Port operations disrupted by containers lost overboard

Operations at the Port of Long Beach were disrupted on August 10 after an incident involving the ZIM-chartered Mississippi, a 5 504-TEU containership owned by MPC Container Ships.

During discharging at Pier G, approximately 67 containers collapsed or fell overboard.

Several units landed in the harbour, with some striking a clean air barge that supplies shore power as part of the port’s emissions-reduction programme.

No injuries were reported. The US Coast Guard established a safety zone around the site and has begun a joint investigation with terminal authorities.

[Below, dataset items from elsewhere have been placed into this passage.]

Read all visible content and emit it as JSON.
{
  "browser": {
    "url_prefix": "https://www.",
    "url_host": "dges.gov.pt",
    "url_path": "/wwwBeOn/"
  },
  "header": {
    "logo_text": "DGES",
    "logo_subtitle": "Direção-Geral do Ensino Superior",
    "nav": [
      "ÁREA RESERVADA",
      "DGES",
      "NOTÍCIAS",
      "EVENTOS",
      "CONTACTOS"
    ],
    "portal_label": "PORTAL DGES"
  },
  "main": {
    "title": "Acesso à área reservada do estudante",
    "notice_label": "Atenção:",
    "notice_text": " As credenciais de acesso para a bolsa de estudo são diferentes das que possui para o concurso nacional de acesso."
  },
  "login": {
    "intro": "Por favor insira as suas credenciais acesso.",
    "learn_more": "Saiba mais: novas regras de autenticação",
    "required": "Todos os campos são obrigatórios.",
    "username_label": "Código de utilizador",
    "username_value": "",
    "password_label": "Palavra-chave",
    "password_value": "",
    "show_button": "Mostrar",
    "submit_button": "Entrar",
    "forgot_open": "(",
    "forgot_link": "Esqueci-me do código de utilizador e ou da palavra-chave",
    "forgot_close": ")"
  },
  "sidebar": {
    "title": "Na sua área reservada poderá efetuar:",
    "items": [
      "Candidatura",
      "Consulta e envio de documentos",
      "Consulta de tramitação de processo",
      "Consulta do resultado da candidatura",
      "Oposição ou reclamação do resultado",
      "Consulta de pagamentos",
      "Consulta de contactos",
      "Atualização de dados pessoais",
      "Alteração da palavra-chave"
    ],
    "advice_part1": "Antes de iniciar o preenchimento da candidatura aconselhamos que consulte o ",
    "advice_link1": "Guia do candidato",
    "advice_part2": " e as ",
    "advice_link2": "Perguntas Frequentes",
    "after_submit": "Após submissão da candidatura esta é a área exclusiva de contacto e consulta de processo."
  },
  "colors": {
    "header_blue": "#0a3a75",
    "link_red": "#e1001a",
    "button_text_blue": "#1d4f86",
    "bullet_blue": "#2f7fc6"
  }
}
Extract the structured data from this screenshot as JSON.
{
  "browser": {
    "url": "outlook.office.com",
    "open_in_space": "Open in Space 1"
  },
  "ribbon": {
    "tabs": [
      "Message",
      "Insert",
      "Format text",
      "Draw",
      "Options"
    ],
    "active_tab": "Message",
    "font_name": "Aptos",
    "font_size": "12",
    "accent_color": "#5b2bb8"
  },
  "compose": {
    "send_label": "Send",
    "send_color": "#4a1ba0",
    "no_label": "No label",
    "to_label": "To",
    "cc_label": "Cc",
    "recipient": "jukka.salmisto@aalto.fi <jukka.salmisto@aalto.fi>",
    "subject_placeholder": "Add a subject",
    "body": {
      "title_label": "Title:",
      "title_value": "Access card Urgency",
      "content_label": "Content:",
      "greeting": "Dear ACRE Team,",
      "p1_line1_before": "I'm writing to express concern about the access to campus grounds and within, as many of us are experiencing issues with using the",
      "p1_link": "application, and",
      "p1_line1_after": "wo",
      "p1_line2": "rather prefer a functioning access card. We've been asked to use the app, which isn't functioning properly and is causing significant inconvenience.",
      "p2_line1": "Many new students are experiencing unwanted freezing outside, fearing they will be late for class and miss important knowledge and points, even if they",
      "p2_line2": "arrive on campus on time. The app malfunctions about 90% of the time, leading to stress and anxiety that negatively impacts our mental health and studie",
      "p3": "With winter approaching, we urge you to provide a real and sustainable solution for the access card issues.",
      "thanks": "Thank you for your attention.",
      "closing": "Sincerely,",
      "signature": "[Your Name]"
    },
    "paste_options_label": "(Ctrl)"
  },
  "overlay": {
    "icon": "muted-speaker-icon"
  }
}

Early indications point to either a crane malfunction or a collapse in the cargo stack, potentially linked to a list on the vessel.

The precise cause remains under review.

The Israeli line confirmed that it was working closely with the authorities to contain the impact and assess possible environmental damage.

Although on a smaller scale, the incident echoes past container losses such as the ONE Apus in 2020, which shed more than 1 800 boxes in the Pacific due to a stack collapse, and the Ever Forward grounding in 2022 that disrupted US East Coast trade flows.

These cases underline both the operational risks during cargo handling and the potential environmental consequences when containers are damaged or lost.

The Mississippi was delivered in 2024 and forms part of MPC’s modern mid-sized fleet, which is frequently deployed on ZIM’s transpacific services.

The Los Angeles port has not yet issued a full operational update, though clean-up and recovery work is under way.